NG: Se pensarmos especificamente na geração Z, é importante que marcas de moda estejam alinhadas com os valores desse público. Os Zs são pragmáticos e colocam a possibilidade de fazer diferença no mundo como prioridade. Nesse sentido, a marca de moda que apresentar um produto acessível e ligado à uma causa relevante para este público sairá na frente. Além disso, a geração Z valoriza a oportunidade de colaborar com as marcas de moda.
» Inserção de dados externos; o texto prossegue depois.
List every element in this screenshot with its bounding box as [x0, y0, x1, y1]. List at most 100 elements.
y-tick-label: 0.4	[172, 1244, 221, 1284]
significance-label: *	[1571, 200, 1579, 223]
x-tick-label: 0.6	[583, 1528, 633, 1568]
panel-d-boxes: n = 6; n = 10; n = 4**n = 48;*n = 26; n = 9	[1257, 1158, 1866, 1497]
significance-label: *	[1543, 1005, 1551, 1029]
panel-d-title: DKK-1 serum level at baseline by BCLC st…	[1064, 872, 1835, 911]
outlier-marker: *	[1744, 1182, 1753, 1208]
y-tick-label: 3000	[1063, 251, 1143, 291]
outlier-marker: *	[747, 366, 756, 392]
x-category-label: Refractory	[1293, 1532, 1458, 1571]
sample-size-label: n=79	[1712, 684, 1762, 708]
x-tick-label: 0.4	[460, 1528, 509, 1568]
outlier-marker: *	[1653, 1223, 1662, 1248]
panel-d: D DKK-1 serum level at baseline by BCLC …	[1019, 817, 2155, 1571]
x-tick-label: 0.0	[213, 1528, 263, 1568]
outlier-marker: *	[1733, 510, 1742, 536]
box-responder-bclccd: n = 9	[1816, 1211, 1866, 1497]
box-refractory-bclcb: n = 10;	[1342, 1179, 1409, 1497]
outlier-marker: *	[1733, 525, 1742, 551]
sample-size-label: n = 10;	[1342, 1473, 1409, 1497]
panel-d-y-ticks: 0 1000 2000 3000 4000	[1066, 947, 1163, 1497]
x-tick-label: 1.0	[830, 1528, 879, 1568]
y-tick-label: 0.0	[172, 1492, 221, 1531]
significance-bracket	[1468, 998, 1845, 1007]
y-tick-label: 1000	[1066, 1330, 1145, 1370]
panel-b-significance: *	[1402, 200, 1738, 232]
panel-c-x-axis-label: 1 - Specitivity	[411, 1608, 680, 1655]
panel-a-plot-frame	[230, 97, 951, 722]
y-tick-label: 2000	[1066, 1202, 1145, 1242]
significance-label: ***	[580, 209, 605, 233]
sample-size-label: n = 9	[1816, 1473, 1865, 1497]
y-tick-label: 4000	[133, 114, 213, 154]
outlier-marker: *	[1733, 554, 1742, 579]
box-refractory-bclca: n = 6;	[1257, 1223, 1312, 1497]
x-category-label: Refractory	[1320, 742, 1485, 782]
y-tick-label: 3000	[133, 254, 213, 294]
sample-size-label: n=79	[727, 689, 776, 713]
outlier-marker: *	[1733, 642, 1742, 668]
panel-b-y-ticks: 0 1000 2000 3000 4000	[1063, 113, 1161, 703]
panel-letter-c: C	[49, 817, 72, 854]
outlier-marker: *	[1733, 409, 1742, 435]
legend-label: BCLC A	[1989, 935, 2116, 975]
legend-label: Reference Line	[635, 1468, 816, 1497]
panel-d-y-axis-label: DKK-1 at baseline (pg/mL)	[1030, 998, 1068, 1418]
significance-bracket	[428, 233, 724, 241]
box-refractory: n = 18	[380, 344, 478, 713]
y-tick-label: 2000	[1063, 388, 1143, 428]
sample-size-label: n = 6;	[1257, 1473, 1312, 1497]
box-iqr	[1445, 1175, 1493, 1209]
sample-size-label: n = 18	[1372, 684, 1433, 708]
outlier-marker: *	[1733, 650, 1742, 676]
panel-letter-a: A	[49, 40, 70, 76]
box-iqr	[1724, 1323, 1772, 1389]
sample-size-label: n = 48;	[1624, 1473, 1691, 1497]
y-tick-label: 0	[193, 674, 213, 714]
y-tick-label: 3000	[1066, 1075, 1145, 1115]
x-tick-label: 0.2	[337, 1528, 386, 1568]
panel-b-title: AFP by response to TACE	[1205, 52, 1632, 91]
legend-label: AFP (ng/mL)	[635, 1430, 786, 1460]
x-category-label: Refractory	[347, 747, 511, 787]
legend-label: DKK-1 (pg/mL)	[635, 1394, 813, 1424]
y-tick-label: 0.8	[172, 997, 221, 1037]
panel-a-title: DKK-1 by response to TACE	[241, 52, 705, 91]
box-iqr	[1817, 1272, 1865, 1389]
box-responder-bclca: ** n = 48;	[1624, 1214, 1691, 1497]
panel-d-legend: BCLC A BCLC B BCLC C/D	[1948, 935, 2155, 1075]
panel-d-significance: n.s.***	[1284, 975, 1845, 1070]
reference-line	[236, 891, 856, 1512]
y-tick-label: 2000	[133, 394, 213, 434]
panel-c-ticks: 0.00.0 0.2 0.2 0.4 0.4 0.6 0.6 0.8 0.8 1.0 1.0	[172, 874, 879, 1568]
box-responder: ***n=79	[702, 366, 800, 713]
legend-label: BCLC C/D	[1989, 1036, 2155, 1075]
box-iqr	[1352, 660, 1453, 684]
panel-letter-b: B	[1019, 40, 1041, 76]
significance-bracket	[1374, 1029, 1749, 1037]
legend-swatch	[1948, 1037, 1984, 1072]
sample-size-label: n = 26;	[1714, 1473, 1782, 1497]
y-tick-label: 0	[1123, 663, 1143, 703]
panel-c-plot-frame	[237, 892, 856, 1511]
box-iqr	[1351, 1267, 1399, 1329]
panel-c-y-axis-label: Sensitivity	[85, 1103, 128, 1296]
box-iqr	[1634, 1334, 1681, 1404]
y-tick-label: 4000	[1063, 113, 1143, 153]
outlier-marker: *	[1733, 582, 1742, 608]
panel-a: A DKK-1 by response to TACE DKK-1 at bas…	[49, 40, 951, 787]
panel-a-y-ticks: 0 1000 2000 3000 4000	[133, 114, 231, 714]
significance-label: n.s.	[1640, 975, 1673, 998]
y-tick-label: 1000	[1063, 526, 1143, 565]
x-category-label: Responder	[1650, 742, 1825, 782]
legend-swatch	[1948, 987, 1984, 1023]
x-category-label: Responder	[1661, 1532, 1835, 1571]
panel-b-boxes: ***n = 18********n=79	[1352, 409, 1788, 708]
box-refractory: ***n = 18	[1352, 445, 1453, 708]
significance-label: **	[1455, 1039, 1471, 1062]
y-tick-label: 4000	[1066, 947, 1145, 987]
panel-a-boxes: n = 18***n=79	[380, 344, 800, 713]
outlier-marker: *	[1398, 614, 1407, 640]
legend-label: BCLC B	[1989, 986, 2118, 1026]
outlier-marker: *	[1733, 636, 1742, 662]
Assim, negócios que tornem estes jovens parte de atividades fundamentais – como nomear um produto ou decidir por um modelo – ou os integre à campanhas de mídias sociais terão uma possibilidade de sucesso maior.
Por outro lado, os Zs demandam honestidade, autenticidade e transparência das marcas, e não hesitam em cobrá-las por isso. Os jovens dessa geração possuem um filtro extremamente rápido – apenas oito segundos – para decidirem se consideram uma informação relevante ou não. Nesse sentido, os negócios precisam estar prontos para reagir à eventos culturais a qualquer momento, com respostas autênticas e com bom humor, criando campanhas que, em muitos casos, se tornam virais.

Nesse ano, vimos exemplos como a coleção de primavera de Marc Jacobs, inspirada pela decisão dos tribunais estadounidenses em 2015 de legalizar casamentos do mesmo sexo. O estilista incorporou as cores da bandeira americana na coleção e apresentou figuras influentes como a ícone transgênero Lana Wachowski na campanha. É fundamental que qualquer iniciativa dos negócios esteja dentro do universo da marca e se relacione com o público alvo. Marcas devem estar preparadas para responder às demandas do público através das mídias sociais e sustentar uma comunicação transparente, empoderando o consumidor.

Nina Giglio

Nina Giglio

Marcas e relacionamento

A escola criativa Perestroika, focada em cursos de empreendedorismo, criatividade e tendências de mercado, abrange a Geração Z. Felipe Anghinoni, um dos sócios fundadores da Perestroika, conversou com a Catarina e falou sobre a necessidade que estes jovens têm de se relacionar com as marcas que prezam pela transparência com o consumidor. A Perestroika fez um estudo sobre a Geração Z e um dos principais aspectos da pesquisa é a relação dos Zs com as marcas de consumo. Felipe lembra que essa nova leva de jovens não se impressiona com a modelo de cabelo e corpo perfeito na campanha publicitária. Eles querem realidade, identificação com aquilo que está sendo apresentado. A diferença está na história por trás do produto e o que irá agregar em suas vidas.

“Para eles ser transparente é cool. Se estão tendo um dia ruim, se gostaram ou não de determinada coisa, eles postam. Não têm tantos filtros como nós. Durante a pesquisa, analisamos o perfil de uma menina por três dias, e em cada um deles ela postou fotos de estilos muito diferentes, um dia estava mais feliz, outro reflexiva e outro relax. Quando questionamos sobre isso, ela respondeu que aquela era a “fase hippie” dela. Isso que a “fase” durou apenas um dia.”

Segundo Felipe, a mudança rápida de comportamento é outra característica dos Zs, chamada de personalidade elástica. O grande desafio é para quem anuncia e vende, afinal essa personalidade elástica acaba não segmentando apenas um público-alvo. As grandes grifes era importantes para as outras gerações, que se identificam com o status proporcionado por labels poderosas. Os Zs preocupam-se com o custo-benefício, não buscam coisas caras. A moda para eles é uma maneira de expressar-se, por isso procuram investir em algo que gostam, independente da etiqueta da peça.